The Great Smog of India by Siddharth Singh

Disclaimer: I received a review copy of this book in return for an honest review. 

Siddharth Singh's The Great Smog of India manages to both scare the hell out of the reader and give hope where none used to exist.

We all read the newspaper reports about the pollution levels in Delhi of course, but the consequences of those pollution levels on individual health (and therefore on India's health systems and its productivity as an economy) aren't quite so evident on a day-to-day basis.

This is what TGSoI does well. It begins by summarizing the impact of the pollution levels. Then it delves deep into each of the causes of the rise in pollution each winter, whether it's industrial pollution or vehicular emissions or the burning of agricultural residue or Delhi's geographical situation or the unique administrative hassles of Delhi as a city, state and capital.

The chapter on crop burning is done particularly well; it makes it crystal clear why the farmers of Punjab and Haryana have no option but to burn the crop residue every year, and why it's a comparatively recent phenomenon. I was surprised to learn that solutions to the crop burning issue do actually exist. The reason they are not being implemented is lack of finances, combined of course with lack of political focus.

The book makes for grim reading. The problem seems insurmountable, its causes so numerous and varied and its consequences impacting so many people. Most importantly, the solution would require many widely different sections of people, not necessarily in political alignment with each other, to act in concert.

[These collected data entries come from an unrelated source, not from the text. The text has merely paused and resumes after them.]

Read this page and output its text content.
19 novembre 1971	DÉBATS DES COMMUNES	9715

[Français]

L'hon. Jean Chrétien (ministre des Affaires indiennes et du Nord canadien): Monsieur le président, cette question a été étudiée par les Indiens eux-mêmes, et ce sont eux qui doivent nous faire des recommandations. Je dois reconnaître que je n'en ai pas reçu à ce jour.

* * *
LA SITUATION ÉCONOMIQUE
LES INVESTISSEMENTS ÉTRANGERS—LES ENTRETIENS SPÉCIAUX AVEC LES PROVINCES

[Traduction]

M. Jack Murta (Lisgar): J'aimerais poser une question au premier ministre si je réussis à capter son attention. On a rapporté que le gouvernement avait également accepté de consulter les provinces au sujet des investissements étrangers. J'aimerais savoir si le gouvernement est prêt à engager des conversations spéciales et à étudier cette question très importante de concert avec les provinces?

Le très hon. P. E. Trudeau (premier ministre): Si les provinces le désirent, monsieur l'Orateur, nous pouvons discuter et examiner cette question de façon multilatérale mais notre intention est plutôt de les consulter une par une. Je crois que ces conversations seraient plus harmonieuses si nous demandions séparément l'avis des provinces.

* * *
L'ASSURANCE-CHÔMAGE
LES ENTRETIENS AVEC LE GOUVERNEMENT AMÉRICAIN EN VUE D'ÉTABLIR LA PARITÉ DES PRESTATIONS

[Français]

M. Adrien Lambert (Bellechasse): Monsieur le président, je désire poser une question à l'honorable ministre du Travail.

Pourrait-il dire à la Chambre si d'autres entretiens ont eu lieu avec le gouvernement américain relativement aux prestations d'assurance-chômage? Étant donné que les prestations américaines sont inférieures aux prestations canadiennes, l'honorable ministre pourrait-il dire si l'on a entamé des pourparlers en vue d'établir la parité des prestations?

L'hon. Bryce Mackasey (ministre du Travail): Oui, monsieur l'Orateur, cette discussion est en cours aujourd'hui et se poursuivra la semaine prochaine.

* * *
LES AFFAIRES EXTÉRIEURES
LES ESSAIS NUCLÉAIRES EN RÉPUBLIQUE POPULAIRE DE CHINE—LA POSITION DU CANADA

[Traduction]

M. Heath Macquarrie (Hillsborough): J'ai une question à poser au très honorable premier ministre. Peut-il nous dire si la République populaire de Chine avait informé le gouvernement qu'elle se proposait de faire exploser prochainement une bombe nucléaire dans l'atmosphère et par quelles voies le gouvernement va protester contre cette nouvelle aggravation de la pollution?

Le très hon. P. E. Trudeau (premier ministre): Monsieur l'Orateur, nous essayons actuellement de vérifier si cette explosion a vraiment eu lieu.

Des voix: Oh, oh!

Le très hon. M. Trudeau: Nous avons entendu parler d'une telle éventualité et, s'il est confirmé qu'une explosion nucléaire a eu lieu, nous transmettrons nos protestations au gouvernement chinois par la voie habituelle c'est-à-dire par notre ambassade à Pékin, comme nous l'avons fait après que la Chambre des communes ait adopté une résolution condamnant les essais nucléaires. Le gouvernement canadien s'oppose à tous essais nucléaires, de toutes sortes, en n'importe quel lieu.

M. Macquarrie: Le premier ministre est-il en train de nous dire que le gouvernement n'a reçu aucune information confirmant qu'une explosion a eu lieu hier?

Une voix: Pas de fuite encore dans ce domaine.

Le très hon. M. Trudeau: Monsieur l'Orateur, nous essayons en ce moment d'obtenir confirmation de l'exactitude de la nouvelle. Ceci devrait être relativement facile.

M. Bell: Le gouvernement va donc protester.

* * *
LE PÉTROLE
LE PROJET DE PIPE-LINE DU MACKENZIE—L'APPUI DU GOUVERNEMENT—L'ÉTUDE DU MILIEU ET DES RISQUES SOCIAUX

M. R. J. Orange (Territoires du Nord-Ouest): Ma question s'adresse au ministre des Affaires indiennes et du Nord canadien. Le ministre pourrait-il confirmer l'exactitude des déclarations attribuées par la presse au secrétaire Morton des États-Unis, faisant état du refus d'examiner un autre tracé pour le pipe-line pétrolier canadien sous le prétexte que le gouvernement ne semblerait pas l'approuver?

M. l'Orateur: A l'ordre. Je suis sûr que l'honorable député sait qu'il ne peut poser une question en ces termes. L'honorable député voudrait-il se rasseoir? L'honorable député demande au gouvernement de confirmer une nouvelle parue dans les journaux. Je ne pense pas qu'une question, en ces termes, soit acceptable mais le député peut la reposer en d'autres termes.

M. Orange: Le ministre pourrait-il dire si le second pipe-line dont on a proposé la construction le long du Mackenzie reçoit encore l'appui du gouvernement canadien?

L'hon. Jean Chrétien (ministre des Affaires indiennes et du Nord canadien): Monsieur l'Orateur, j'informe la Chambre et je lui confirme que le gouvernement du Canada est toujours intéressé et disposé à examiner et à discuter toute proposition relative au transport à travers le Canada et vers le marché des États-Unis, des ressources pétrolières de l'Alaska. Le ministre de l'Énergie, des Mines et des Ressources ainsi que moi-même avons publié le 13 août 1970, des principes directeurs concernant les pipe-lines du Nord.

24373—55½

Despite this, the author manages to end on a hopeful note. If London can escape the pollution-linked smog caused by coal, and if China can reduce its deadly pollution levels by switching from coal to cleaner fuels, surely there's no reason we can't either.

This book is essential reading for anybody living in Delhi or its surrounding areas. The only problem is that you'll want to run away from home after reading the very first chapter!